London’s councils applaud extension of business rates pilot
0London Councils, representing the capital’s 32 borough councils and the City of London, and the mayor of London have welcomed the decision in last week’s provisional local government settlement to renew London’s business rates pilot deal.
The pilot, which began in 2018/19, allowed the London councils and the Greater London Authority to retain 100% of additional business rates income not due to revaluation-related growth.
In 2019/20 the London bodies will continue to benefit from the scheme, but at a lower rate of 75%.
In a press release London Councils said: “Greater business rates retention, in exchange for lower levels of government grant, is a small but important step towards bringing London in line with most other global cities.”
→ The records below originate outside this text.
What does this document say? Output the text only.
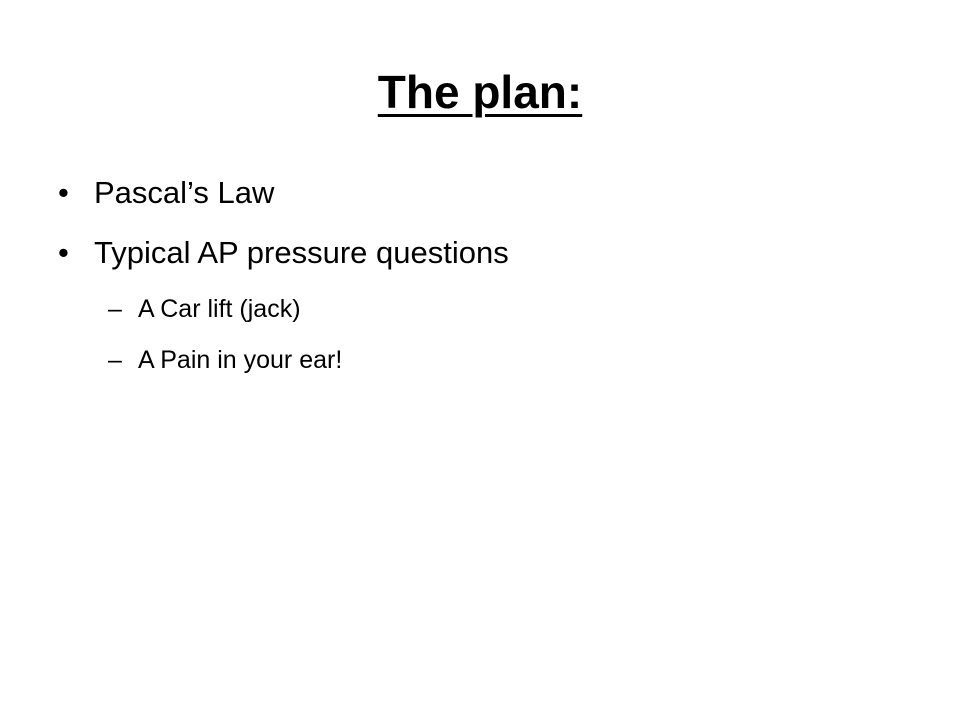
The plan:
• Pascal’s Law
• Typical AP pressure questions
– A Car lift (jack)
– A Pain in your ear!
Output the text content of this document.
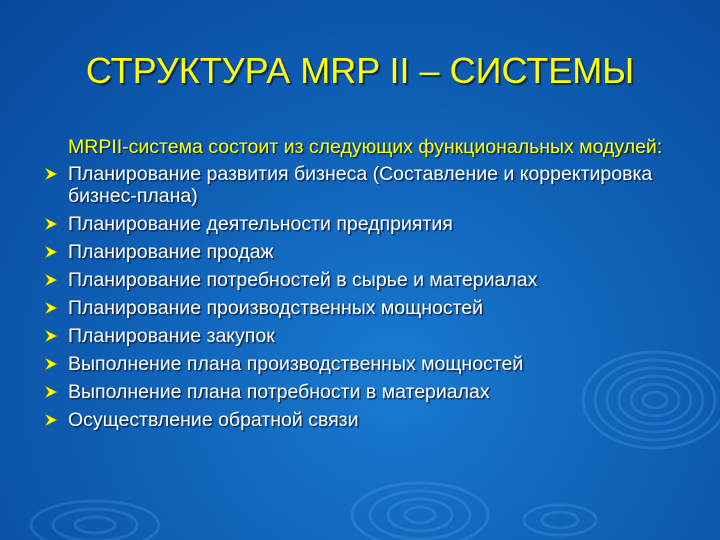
СТРУКТУРА MRP II – СИСТЕМЫ
MRPII-система состоит из следующих функциональных модулей:
Планирование развития бизнеса (Составление и корректировка бизнес-плана)
Планирование деятельности предприятия
Планирование продаж
Планирование потребностей в сырье и материалах
Планирование производственных мощностей
Планирование закупок
Выполнение плана производственных мощностей
Выполнение плана потребности в материалах
Осуществление обратной связи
Commenting on the new 75% rate, the mayor of London Sadiq Khan said: “Although I welcome the renewal of this important scheme, I am disappointed that it is at a lower retention rate than last year.
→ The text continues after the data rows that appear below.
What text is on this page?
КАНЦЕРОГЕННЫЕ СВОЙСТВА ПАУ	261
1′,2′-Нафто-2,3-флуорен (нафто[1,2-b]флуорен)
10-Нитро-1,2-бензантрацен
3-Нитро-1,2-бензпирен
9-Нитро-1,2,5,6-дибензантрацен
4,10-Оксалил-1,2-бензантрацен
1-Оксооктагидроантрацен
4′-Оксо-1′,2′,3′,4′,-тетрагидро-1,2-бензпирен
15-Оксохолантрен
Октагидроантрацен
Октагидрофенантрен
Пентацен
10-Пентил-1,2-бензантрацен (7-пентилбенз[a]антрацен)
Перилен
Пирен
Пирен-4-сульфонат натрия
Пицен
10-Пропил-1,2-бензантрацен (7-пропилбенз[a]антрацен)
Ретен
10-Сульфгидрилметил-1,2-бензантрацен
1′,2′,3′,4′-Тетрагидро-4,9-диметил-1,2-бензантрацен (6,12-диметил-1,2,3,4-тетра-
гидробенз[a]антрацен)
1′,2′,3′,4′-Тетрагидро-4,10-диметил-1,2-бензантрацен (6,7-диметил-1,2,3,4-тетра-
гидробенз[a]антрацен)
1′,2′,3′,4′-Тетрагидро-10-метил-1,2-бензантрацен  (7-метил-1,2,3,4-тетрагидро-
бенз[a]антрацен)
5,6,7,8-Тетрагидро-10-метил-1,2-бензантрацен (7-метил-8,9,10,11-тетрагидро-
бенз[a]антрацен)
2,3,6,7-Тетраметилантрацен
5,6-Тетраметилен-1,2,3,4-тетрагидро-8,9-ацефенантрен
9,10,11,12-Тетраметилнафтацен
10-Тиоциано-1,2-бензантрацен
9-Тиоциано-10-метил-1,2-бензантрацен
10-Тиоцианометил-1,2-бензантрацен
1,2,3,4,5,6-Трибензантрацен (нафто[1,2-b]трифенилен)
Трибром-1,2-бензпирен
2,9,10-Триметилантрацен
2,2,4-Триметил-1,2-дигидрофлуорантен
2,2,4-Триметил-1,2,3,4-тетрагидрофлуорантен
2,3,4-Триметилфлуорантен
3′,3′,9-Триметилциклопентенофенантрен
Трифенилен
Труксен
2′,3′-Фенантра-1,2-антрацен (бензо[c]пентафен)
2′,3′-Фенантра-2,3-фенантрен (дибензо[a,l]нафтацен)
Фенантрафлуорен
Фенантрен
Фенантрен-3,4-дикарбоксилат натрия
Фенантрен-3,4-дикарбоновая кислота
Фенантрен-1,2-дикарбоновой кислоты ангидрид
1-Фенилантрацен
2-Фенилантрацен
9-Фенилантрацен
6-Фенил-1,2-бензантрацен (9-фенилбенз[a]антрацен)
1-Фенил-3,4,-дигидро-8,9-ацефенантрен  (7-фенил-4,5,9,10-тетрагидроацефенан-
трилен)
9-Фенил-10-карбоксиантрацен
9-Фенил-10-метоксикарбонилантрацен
“Working with London Councils, we will continue to urge the government to agree to full devolution of business rates to the capital, so we can act in the interests of Londoners and their businesses.”
Kahn and the London Councils also pointed to the savage effects of the 2017 business rate revaluation, and called for a fairer non-domestic rates system.
London Councils said: “That revaluation meant that some businesses were hit with rates increases of much as 45% overnight on 1 April 2017, with London businesses facing a collective business rise of up to £1.2bn, which will fund an equivalent tax cut for the rest of the country.
“The next revaluation is scheduled for April 2021 and will be based on estimated rental values next April.
“The government must start planning now to ensure these huge rises are not repeated again in just over two years’ time.”
The chancellor announced a two-year relief discount for businesses hit by the increase in business rates, but this only applies to rateable values of less than £51,000.
London Councils points out that relatively few will benefit, as many of the capital’s businesses have rateable values above the threshold.